Tanzparcour durch die Stadt Bern
Von Magdalena Nadolska. Aktualisiert am 21.10.2009
50 Bernerinnen und Berner stehen am Wochenende im Rahmen des Festivals «Tanz In. Bern» auf der Bühne. Von der demokratischen Arbeitsweise im Projekt «Still Lives – Bern» profitieren die Laien ebenso wie die Profis.
Choreografie zu einem ungewöhnlichen Soundtrack: Berner Laientänzerinnen und -tänzer bei der Probe zu «Still Lives».
«Was sagen Sie zu dieser Fotografie?» Vier Tage lang ging das Künstlerkollektiv «Good Work» durch die Strassen Berns und zeigte Passanten «Stumbling Block» – eine Fotoarbeit des kanadischen Künstlers Jeff Wall, die urbanes Leben in der Moderne thematisiert. Isabelle Schad, Bruno Pocheron und Hanna Hedman von «Good Work» nahmen die Interviews auf, bearbeiteten sie und schnitten sie zu einer Klangkulisse zusammen. Parallel dazu wurde im Rahmen eines Workshops eine choreografische Performance zu diesem ungewöhnlichen Soundtrack auf die Beine gestellt.

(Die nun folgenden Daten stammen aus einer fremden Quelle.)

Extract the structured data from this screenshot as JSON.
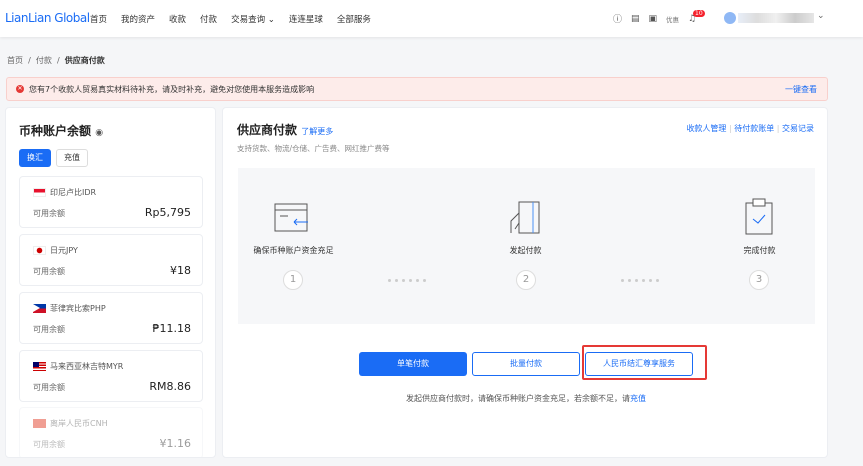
{
  "header": {
    "logo": "LianLian Global",
    "nav": [
      "首页",
      "我的资产",
      "收款",
      "付款",
      "交易查询",
      "连连星球",
      "全部服务"
    ],
    "promo": "优惠",
    "notif_count": "10"
  },
  "breadcrumb": [
    "首页",
    "付款",
    "供应商付款"
  ],
  "alert": {
    "text": "您有7个收款人贸易真实材料待补充，请及时补充，避免对您使用本服务造成影响",
    "action": "一键查看"
  },
  "balances": {
    "title": "币种账户余额",
    "exchange": "换汇",
    "topup": "充值",
    "label": "可用余额",
    "items": [
      {
        "name": "印尼卢比IDR",
        "amount": "Rp5,795"
      },
      {
        "name": "日元JPY",
        "amount": "¥18"
      },
      {
        "name": "菲律宾比索PHP",
        "amount": "₱11.18"
      },
      {
        "name": "马来西亚林吉特MYR",
        "amount": "RM8.86"
      },
      {
        "name": "离岸人民币CNH",
        "amount": "¥1.16"
      }
    ]
  },
  "main": {
    "title": "供应商付款",
    "learn_more": "了解更多",
    "subtitle": "支持货款、物流/仓储、广告费、网红推广费等",
    "links": [
      "收款人管理",
      "待付款账单",
      "交易记录"
    ],
    "steps": [
      {
        "label": "确保币种账户资金充足",
        "num": "1"
      },
      {
        "label": "发起付款",
        "num": "2"
      },
      {
        "label": "完成付款",
        "num": "3"
      }
    ],
    "buttons": {
      "single": "单笔付款",
      "batch": "批量付款",
      "rmb": "人民币结汇尊享服务"
    },
    "footer": "发起供应商付款时，请确保币种账户资金充足，若余额不足，请",
    "footer_link": "充值"
  },
  "colors": {
    "primary": "#1a6cf5",
    "alert_bg": "#fdecea",
    "highlight": "#e53935"
  }
}
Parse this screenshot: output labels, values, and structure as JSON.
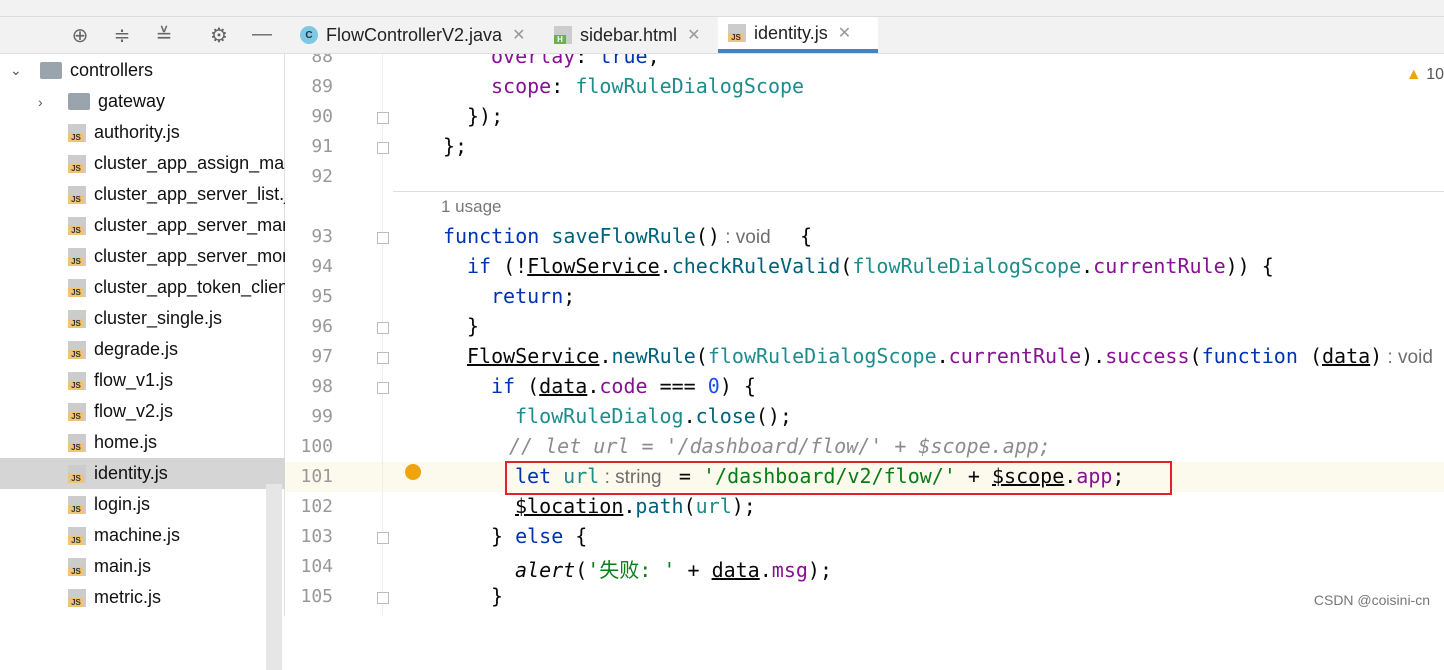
{
  "toolbar": {
    "icons": [
      "crosshair-icon",
      "expand-all-icon",
      "collapse-all-icon",
      "gear-icon",
      "minimize-icon"
    ]
  },
  "tabs": [
    {
      "label": "FlowControllerV2.java",
      "icon": "C",
      "type": "java"
    },
    {
      "label": "sidebar.html",
      "icon": "H",
      "type": "html"
    },
    {
      "label": "identity.js",
      "icon": "JS",
      "type": "js",
      "active": true
    }
  ],
  "sidebar": {
    "items": [
      {
        "label": "controllers",
        "kind": "folder",
        "expanded": true
      },
      {
        "label": "gateway",
        "kind": "folder",
        "expanded": false
      },
      {
        "label": "authority.js",
        "kind": "js"
      },
      {
        "label": "cluster_app_assign_manage.js",
        "kind": "js"
      },
      {
        "label": "cluster_app_server_list.js",
        "kind": "js"
      },
      {
        "label": "cluster_app_server_manage.js",
        "kind": "js"
      },
      {
        "label": "cluster_app_server_monitor.js",
        "kind": "js"
      },
      {
        "label": "cluster_app_token_client.js",
        "kind": "js"
      },
      {
        "label": "cluster_single.js",
        "kind": "js"
      },
      {
        "label": "degrade.js",
        "kind": "js"
      },
      {
        "label": "flow_v1.js",
        "kind": "js"
      },
      {
        "label": "flow_v2.js",
        "kind": "js"
      },
      {
        "label": "home.js",
        "kind": "js"
      },
      {
        "label": "identity.js",
        "kind": "js",
        "selected": true
      },
      {
        "label": "login.js",
        "kind": "js"
      },
      {
        "label": "machine.js",
        "kind": "js"
      },
      {
        "label": "main.js",
        "kind": "js"
      },
      {
        "label": "metric.js",
        "kind": "js"
      }
    ]
  },
  "editor": {
    "warning_count": "10",
    "usage_hint": "1 usage",
    "lines": [
      {
        "n": "88",
        "indent": 2,
        "t": [
          [
            "prop",
            "overlay"
          ],
          [
            "",
            ": "
          ],
          [
            "kw",
            "true"
          ],
          [
            "",
            ","
          ]
        ]
      },
      {
        "n": "89",
        "indent": 2,
        "t": [
          [
            "prop",
            "scope"
          ],
          [
            "",
            ": "
          ],
          [
            "var",
            "flowRuleDialogScope"
          ]
        ]
      },
      {
        "n": "90",
        "indent": 1,
        "t": [
          [
            "",
            "});"
          ]
        ]
      },
      {
        "n": "91",
        "indent": 0,
        "t": [
          [
            "",
            "};"
          ]
        ]
      },
      {
        "n": "92",
        "indent": 0,
        "t": []
      },
      {
        "n": "93",
        "indent": 0,
        "t": [
          [
            "kw",
            "function "
          ],
          [
            "fn",
            "saveFlowRule"
          ],
          [
            "",
            "()"
          ],
          [
            "hint",
            " : void "
          ],
          [
            "",
            "  {"
          ]
        ]
      },
      {
        "n": "94",
        "indent": 1,
        "t": [
          [
            "kw",
            "if "
          ],
          [
            "",
            "(!"
          ],
          [
            "und",
            "FlowService"
          ],
          [
            "",
            "."
          ],
          [
            "fn",
            "checkRuleValid"
          ],
          [
            "",
            "("
          ],
          [
            "var",
            "flowRuleDialogScope"
          ],
          [
            "",
            "."
          ],
          [
            "prop",
            "currentRule"
          ],
          [
            "",
            ")) {"
          ]
        ]
      },
      {
        "n": "95",
        "indent": 2,
        "t": [
          [
            "kw",
            "return"
          ],
          [
            "",
            ";"
          ]
        ]
      },
      {
        "n": "96",
        "indent": 1,
        "t": [
          [
            "",
            "}"
          ]
        ]
      },
      {
        "n": "97",
        "indent": 1,
        "t": [
          [
            "und",
            "FlowService"
          ],
          [
            "",
            "."
          ],
          [
            "fn",
            "newRule"
          ],
          [
            "",
            "("
          ],
          [
            "var",
            "flowRuleDialogScope"
          ],
          [
            "",
            "."
          ],
          [
            "prop",
            "currentRule"
          ],
          [
            "",
            ")."
          ],
          [
            "prop",
            "success"
          ],
          [
            "",
            "("
          ],
          [
            "kw",
            "function "
          ],
          [
            "",
            "("
          ],
          [
            "und",
            "data"
          ],
          [
            "",
            ")"
          ],
          [
            "hint",
            " : void"
          ]
        ]
      },
      {
        "n": "98",
        "indent": 2,
        "t": [
          [
            "kw",
            "if "
          ],
          [
            "",
            "("
          ],
          [
            "und",
            "data"
          ],
          [
            "",
            "."
          ],
          [
            "prop",
            "code"
          ],
          [
            "",
            " === "
          ],
          [
            "num",
            "0"
          ],
          [
            "",
            ") {"
          ]
        ]
      },
      {
        "n": "99",
        "indent": 3,
        "t": [
          [
            "var",
            "flowRuleDialog"
          ],
          [
            "",
            "."
          ],
          [
            "fn",
            "close"
          ],
          [
            "",
            "();"
          ]
        ]
      },
      {
        "n": "100",
        "indent": 2.75,
        "t": [
          [
            "cm",
            "// let url = '/dashboard/flow/' + $scope.app;"
          ]
        ]
      },
      {
        "n": "101",
        "indent": 3,
        "current": true,
        "t": [
          [
            "kw",
            "let "
          ],
          [
            "var",
            "url"
          ],
          [
            "hint",
            " : string "
          ],
          [
            "",
            " = "
          ],
          [
            "str",
            "'/dashboard/v2/flow/'"
          ],
          [
            "",
            " + "
          ],
          [
            "und",
            "$scope"
          ],
          [
            "",
            "."
          ],
          [
            "prop",
            "app"
          ],
          [
            "",
            ";"
          ]
        ]
      },
      {
        "n": "102",
        "indent": 3,
        "t": [
          [
            "und",
            "$location"
          ],
          [
            "",
            "."
          ],
          [
            "fn",
            "path"
          ],
          [
            "",
            "("
          ],
          [
            "var",
            "url"
          ],
          [
            "",
            ");"
          ]
        ]
      },
      {
        "n": "103",
        "indent": 2,
        "t": [
          [
            "",
            "} "
          ],
          [
            "kw",
            "else"
          ],
          [
            "",
            " {"
          ]
        ]
      },
      {
        "n": "104",
        "indent": 3,
        "t": [
          [
            "it",
            "alert"
          ],
          [
            "",
            "("
          ],
          [
            "str",
            "'失败: '"
          ],
          [
            "",
            " + "
          ],
          [
            "und",
            "data"
          ],
          [
            "",
            "."
          ],
          [
            "prop",
            "msg"
          ],
          [
            "",
            ");"
          ]
        ]
      },
      {
        "n": "105",
        "indent": 2,
        "t": [
          [
            "",
            "}"
          ]
        ]
      }
    ]
  },
  "watermark": "CSDN @coisini-cn",
  "colors": {
    "accent": "#4083c9",
    "highlight_box": "#e0232b",
    "selected_row": "#d5d5d5"
  }
}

Das Resultat ist am Wochenende in der Dampfzentrale zu erleben: Rund 50 Laiendarsteller aus dem Raum Bern stehen mit professionellen Tanzschaffenden auf der Bühne. Für das Publikum entsteht ein Ort der Imagination: Obwohl das Bild von Jeff Wall bei der Vorstellung nie zu sehen sein wird, soll es dank den Beschreibungen der Passanten und der Choreografie langsam vor dem geistigen Auge des Zuschauers Gestalt annehmen.
Kontraste zeigen
Das Projekt «Still Lives» wurde von «Good Work» bereits in über zehn Städten Europas durchgeführt. «Wir lernen über die Interviews die Stadt und ihre Einwohner kennen. Es ergibt sich ein kleines Porträt», so die deutsche Choreografin und Tänzerin Isabelle Schad. «In Bern waren die Interviews sehr spektakulär und inhaltsreicher als zum Beispiel in Zürich, wo sich die Menschen viel zurückhaltender zeigten und keine Emotionen preisgaben.»

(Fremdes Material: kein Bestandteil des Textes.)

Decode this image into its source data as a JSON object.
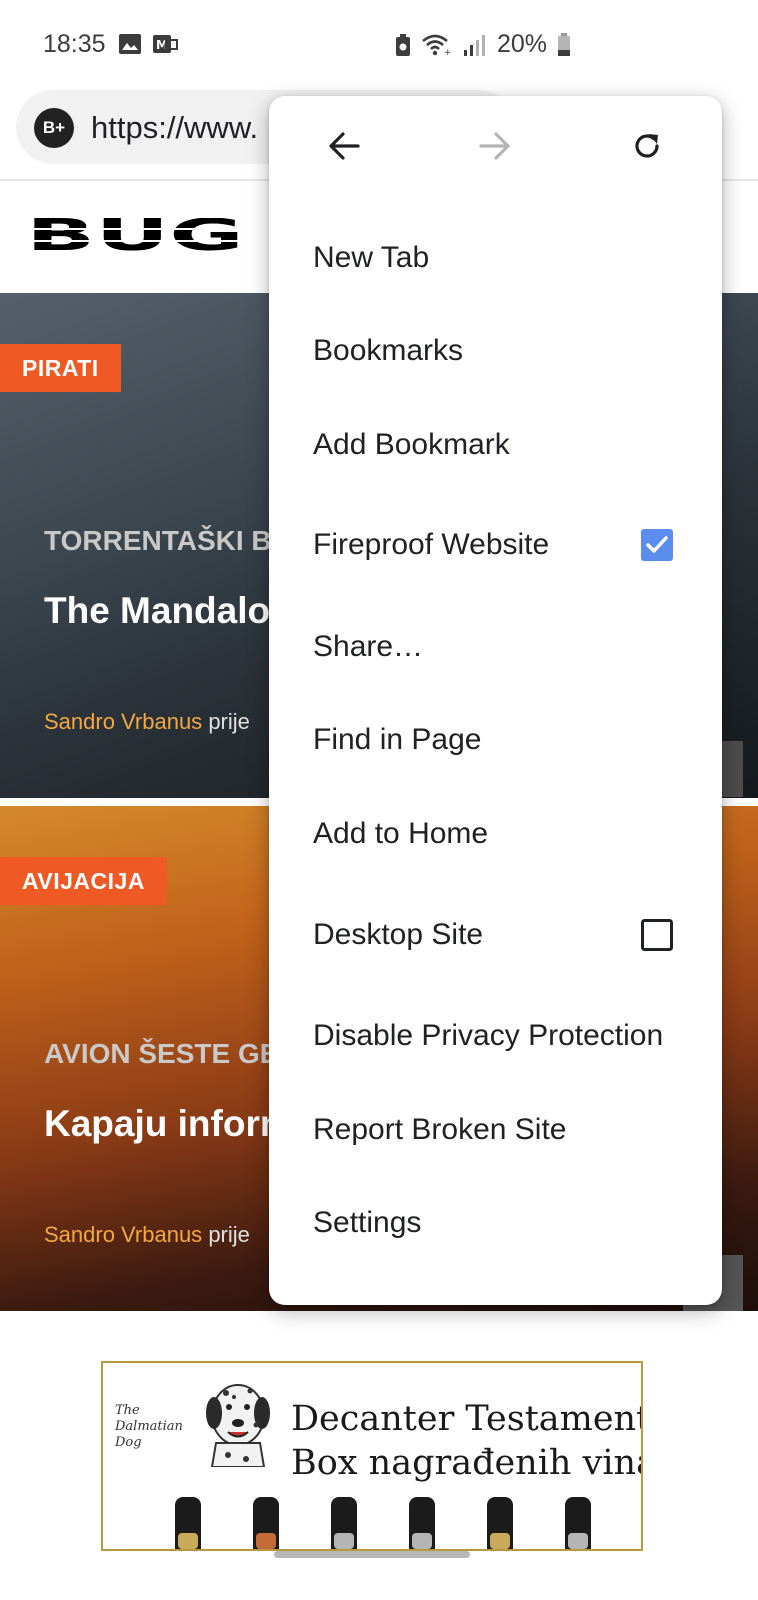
{
  "status_bar": {
    "time": "18:35",
    "battery": "20%",
    "icons": [
      "image-icon",
      "voicemail-icon",
      "battery-saver-icon",
      "wifi-icon",
      "signal-icon",
      "battery-icon"
    ]
  },
  "browser": {
    "url": "https://www.",
    "site_badge": "B+"
  },
  "site": {
    "logo_text": "BUG"
  },
  "articles": [
    {
      "category": "PIRATI",
      "kicker": "TORRENTAŠKI B",
      "headline": "The Mandalo piratizirana s",
      "author": "Sandro Vrbanus",
      "time": "prije"
    },
    {
      "category": "AVIJACIJA",
      "kicker": "AVION ŠESTE GE",
      "headline": "Kapaju inform borbenom av",
      "author": "Sandro Vrbanus",
      "time": "prije"
    }
  ],
  "ad": {
    "brand_script": "The Dalmatian Dog",
    "title_line1": "Decanter Testament",
    "title_line2": "Box nagrađenih vina!",
    "bottle_label_colors": [
      "#c9a95a",
      "#c46b3a",
      "#b5b5b5",
      "#b5b5b5",
      "#c9a95a",
      "#b5b5b5"
    ]
  },
  "menu": {
    "nav": {
      "back_icon": "arrow-left-icon",
      "forward_icon": "arrow-right-icon",
      "refresh_icon": "refresh-icon"
    },
    "items": [
      {
        "label": "New Tab"
      },
      {
        "label": "Bookmarks"
      },
      {
        "label": "Add Bookmark"
      },
      {
        "label": "Fireproof Website",
        "checkbox": true,
        "checked": true
      },
      {
        "label": "Share…"
      },
      {
        "label": "Find in Page"
      },
      {
        "label": "Add to Home"
      },
      {
        "label": "Desktop Site",
        "checkbox": true,
        "checked": false
      },
      {
        "label": "Disable Privacy Protection"
      },
      {
        "label": "Report Broken Site"
      },
      {
        "label": "Settings"
      }
    ]
  },
  "colors": {
    "accent_tag": "#ef5a24",
    "author": "#f3a940",
    "checkbox_checked": "#5b8def",
    "ad_border": "#b8993e"
  }
}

Der französische Licht- und Sounddesigner Bruno Pocheron ergänzt: «In Bern gab es auch viele Leute, die Jeff Wall kannten und sich kritisch und analytisch über das Foto äusserten.» So unterscheiden sich die Städte und die Menschen, die in ihnen wohnen: In Bukarest gab es ein besonders starkes Bedürfnis, über politische Ereignisse zu sprechen und in Halle war deutlich der DDR-Hintergrund spürbar.

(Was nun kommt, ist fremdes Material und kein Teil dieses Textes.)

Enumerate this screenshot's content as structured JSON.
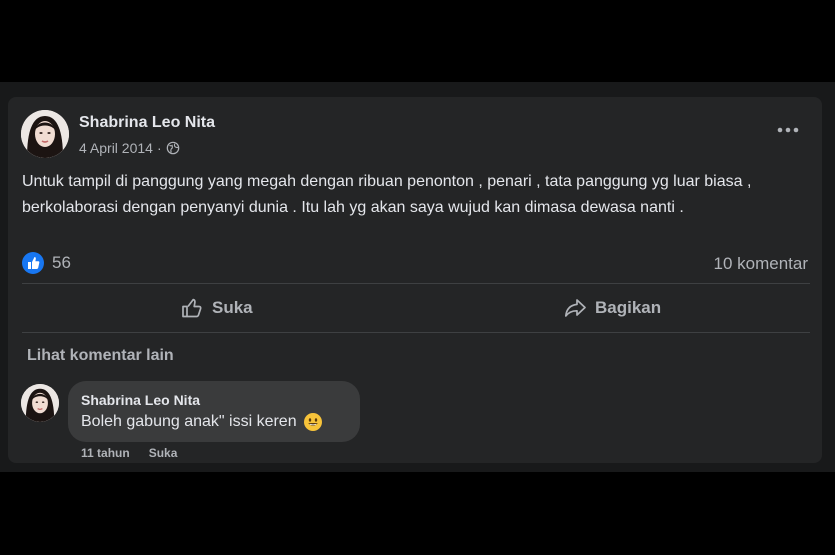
{
  "post": {
    "author": "Shabrina Leo Nita",
    "date": "4 April 2014",
    "separator": "·",
    "text": "Untuk tampil di panggung yang megah dengan ribuan penonton , penari , tata panggung yg luar biasa , berkolaborasi dengan penyanyi dunia . Itu lah yg akan saya wujud kan dimasa dewasa nanti .",
    "like_count": "56",
    "comment_count": "10 komentar"
  },
  "actions": {
    "like_label": "Suka",
    "share_label": "Bagikan"
  },
  "comments_section": {
    "more_label": "Lihat komentar lain",
    "comments": [
      {
        "author": "Shabrina Leo Nita",
        "text": "Boleh gabung anak\" issi keren",
        "time": "11 tahun",
        "like_label": "Suka"
      }
    ]
  },
  "colors": {
    "background": "#18191a",
    "card": "#242526",
    "bubble": "#3a3b3c",
    "primary_text": "#e4e6eb",
    "secondary_text": "#b0b3b8",
    "like_blue": "#1877f2"
  },
  "icons": [
    "globe-icon",
    "more-options-icon",
    "like-reaction-icon",
    "thumbs-up-icon",
    "share-icon",
    "smile-emoji-icon"
  ]
}
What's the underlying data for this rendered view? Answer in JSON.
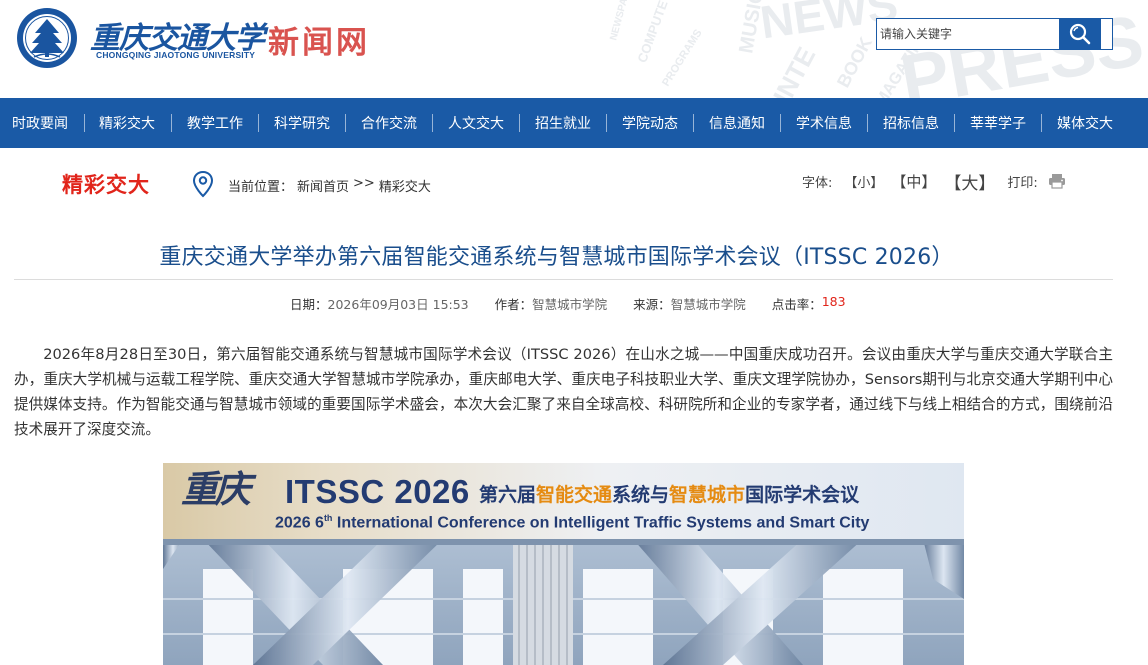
{
  "header": {
    "logo_cn": "重庆交通大学",
    "logo_en": "CHONGQING JIAOTONG UNIVERSITY",
    "site_name": "新闻网",
    "background_words": [
      "COMPUTE",
      "PROGRAMS",
      "NEWS",
      "BOOK",
      "INTE",
      "MAGAZINE",
      "PRESS",
      "MUSIC",
      "NEWSPAPER"
    ],
    "seal_ring_text": "CHONGQING JIAOTONG UNIVERSITY"
  },
  "search": {
    "placeholder": "请输入关键字",
    "value": "",
    "button_icon": "search-icon"
  },
  "nav": {
    "items": [
      {
        "label": "时政要闻"
      },
      {
        "label": "精彩交大"
      },
      {
        "label": "教学工作"
      },
      {
        "label": "科学研究"
      },
      {
        "label": "合作交流"
      },
      {
        "label": "人文交大"
      },
      {
        "label": "招生就业"
      },
      {
        "label": "学院动态"
      },
      {
        "label": "信息通知"
      },
      {
        "label": "学术信息"
      },
      {
        "label": "招标信息"
      },
      {
        "label": "莘莘学子"
      },
      {
        "label": "媒体交大"
      }
    ]
  },
  "location": {
    "section_title": "精彩交大",
    "icon": "location-pin-icon",
    "prefix": "当前位置：",
    "home": "新闻首页",
    "separator": ">>",
    "current": "精彩交大"
  },
  "tools": {
    "font_label": "字体:",
    "font_small": "【小】",
    "font_mid": "【中】",
    "font_big": "【大】",
    "print_label": "打印:",
    "print_icon": "printer-icon"
  },
  "article": {
    "title": "重庆交通大学举办第六届智能交通系统与智慧城市国际学术会议（ITSSC 2026）",
    "meta": {
      "date_label": "日期：",
      "date": "2026年09月03日 15:53",
      "author_label": "作者：",
      "author": "智慧城市学院",
      "source_label": "来源：",
      "source": "智慧城市学院",
      "hits_label": "点击率：",
      "hits": "183"
    },
    "paragraph": "2026年8月28日至30日，第六届智能交通系统与智慧城市国际学术会议（ITSSC 2026）在山水之城——中国重庆成功召开。会议由重庆大学与重庆交通大学联合主办，重庆大学机械与运载工程学院、重庆交通大学智慧城市学院承办，重庆邮电大学、重庆电子科技职业大学、重庆文理学院协办，Sensors期刊与北京交通大学期刊中心提供媒体支持。作为智能交通与智慧城市领域的重要国际学术盛会，本次大会汇聚了来自全球高校、科研院所和企业的专家学者，通过线下与线上相结合的方式，围绕前沿技术展开了深度交流。"
  },
  "photo": {
    "banner_city": "重庆",
    "banner_title": "ITSSC 2026",
    "banner_cn_a": "第六届",
    "banner_cn_hl1": "智能交通",
    "banner_cn_b": "系统与",
    "banner_cn_hl2": "智慧城市",
    "banner_cn_c": "国际学术会议",
    "banner_en_a": "2026 6",
    "banner_en_sup": "th",
    "banner_en_b": " International Conference on Intelligent Traffic Systems and Smart City"
  },
  "colors": {
    "brand_blue": "#1a5aa6",
    "title_blue": "#1a4e8c",
    "accent_red": "#e1251b",
    "site_name_red": "#d9534f",
    "banner_orange": "#e58b12"
  }
}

Die Auswahl der Antworten für die Klangkulisse soll kein «Best of» der jeweiligen Stadt liefern, sondern Kontraste aufzeigen: «Eher langweilige Interviews können im Kontext einer anderen Antwort plötzlich spannend werden», erklärt Pocheron.
Gegenseitiges Lernen
Dem Aufruf zum Workshop folgten in Bern Laientänzer zwischen 20 und 60 Jahren. Diese heterogene Gruppe arbeitete mit den Profis während zehn Tagen an der Performance. Dabei wurden sowohl Schritte der Choreografinnen kopiert, als auch eigene Bewegungen gesucht. Im Vordergrund stand dabei die Arbeit am eigenen Körperbewusstsein. Die schwedische Tänzerin und Choreografin Hanna Hedman betont das «Learning by teaching» im gemeinsamen Workshop: «Das Projekt stellt keine «One-Way-Pädagogik» dar. Wir lernen auch sehr viel und profitieren von der Arbeit mit den Laien.» So gibt es denn auch von beiden Seiten ein positives Feedback. Der Probenprozess ist den Beteiligten ebenso wichtig wie der Auftritt auf der grossen Bühne der Dampfzentrale.